Copying the header to your work space is not advised. #include files often refer to other #includes, and you may end up having to copy most of /usr/include into your project directory just to get things to compile.
You need to look to your IDE documentation. It should tell you how to go about adding the right thing to the project file so that the project can find the headers.
If you're compiling by hand, you should know about pkg-config. e.g.
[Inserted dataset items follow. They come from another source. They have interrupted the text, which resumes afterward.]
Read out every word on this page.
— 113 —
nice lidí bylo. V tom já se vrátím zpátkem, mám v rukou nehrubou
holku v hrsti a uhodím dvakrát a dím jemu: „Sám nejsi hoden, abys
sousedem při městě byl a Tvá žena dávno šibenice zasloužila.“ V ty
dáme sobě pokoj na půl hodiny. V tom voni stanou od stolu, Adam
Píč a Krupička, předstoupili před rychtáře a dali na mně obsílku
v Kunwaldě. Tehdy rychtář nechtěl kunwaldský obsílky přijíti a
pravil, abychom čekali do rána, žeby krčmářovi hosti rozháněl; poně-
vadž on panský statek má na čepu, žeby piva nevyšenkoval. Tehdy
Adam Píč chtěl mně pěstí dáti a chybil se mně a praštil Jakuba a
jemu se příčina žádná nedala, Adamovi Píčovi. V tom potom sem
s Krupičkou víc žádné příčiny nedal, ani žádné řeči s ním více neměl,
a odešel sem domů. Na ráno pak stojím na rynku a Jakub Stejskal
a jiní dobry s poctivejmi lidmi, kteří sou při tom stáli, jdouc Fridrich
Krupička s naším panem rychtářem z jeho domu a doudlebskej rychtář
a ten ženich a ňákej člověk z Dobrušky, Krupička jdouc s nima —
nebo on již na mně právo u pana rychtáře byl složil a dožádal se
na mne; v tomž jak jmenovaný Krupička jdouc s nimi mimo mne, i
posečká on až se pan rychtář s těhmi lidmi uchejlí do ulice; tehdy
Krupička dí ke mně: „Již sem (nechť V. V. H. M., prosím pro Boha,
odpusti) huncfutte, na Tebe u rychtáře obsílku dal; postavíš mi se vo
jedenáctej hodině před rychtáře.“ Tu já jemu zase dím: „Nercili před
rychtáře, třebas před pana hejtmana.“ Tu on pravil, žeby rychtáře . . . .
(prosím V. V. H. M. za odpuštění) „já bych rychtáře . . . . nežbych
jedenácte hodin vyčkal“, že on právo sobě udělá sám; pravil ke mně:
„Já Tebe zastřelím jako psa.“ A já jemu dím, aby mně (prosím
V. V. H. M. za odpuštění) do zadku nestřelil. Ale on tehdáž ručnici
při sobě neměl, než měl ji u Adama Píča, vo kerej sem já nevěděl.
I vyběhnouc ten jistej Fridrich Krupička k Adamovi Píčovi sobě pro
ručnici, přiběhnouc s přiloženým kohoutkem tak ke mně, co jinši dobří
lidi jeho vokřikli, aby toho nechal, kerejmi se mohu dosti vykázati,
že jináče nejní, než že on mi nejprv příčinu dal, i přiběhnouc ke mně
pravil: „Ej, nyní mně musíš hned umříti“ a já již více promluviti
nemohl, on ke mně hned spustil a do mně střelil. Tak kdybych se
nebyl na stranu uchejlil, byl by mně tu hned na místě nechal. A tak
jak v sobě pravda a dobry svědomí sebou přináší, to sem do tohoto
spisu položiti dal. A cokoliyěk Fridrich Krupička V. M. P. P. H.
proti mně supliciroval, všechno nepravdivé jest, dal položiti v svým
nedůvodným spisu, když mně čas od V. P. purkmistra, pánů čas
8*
k5054@localhost$ pkg-config --list-all | grep dbus
dbus-1 dbus - Free desktop message bus
k5054@localhost$ pkg-config --cflags --libs dbus-1
-I/usr/include/dbus-1.0 -I/usr/lib/x86_64-linux-gnu/dbus-1.0/include -ldbus-1
We can use that to compile from the command line:
g++ $(pkg-config --cflags --libs) program.cpp -o program
If you're using Makefiles, you can use something like
CXXFLAGS = -Wall -Wextra $(shell pkg-config --cflags dbus-1)
LDFLAGS = -lfoo -lbar $(shell pkg-config --libs dbus-1)
...
Since you seem a bit unsure, a reminder:
-I adds a path to the compiler's search path for include files
-L adds a path to the linker's search path for libraries (.so and .a)
-l adds a library name to the linker's list of objects to include when trying to resolve external object names.
Addendum: you can find what package files belong to using apt-file. See
Linux Apt-file Command Help and Examples[
^] Once you've installed and run
apt-file update
you can query the apt-file database for packages that include files with the given name:
$ apt-file search dbus/dbus.h
libdbus-1-dev: /usr/include/dbus-1.0/dbus/dbus.h
libdbus-cpp-dev: /usr/include/core/dbus/dbus.h
This would indicate that the include file dbus/dbus.h is not part of the "common" include files, but is available as bar tof the libdbus-1-dev package.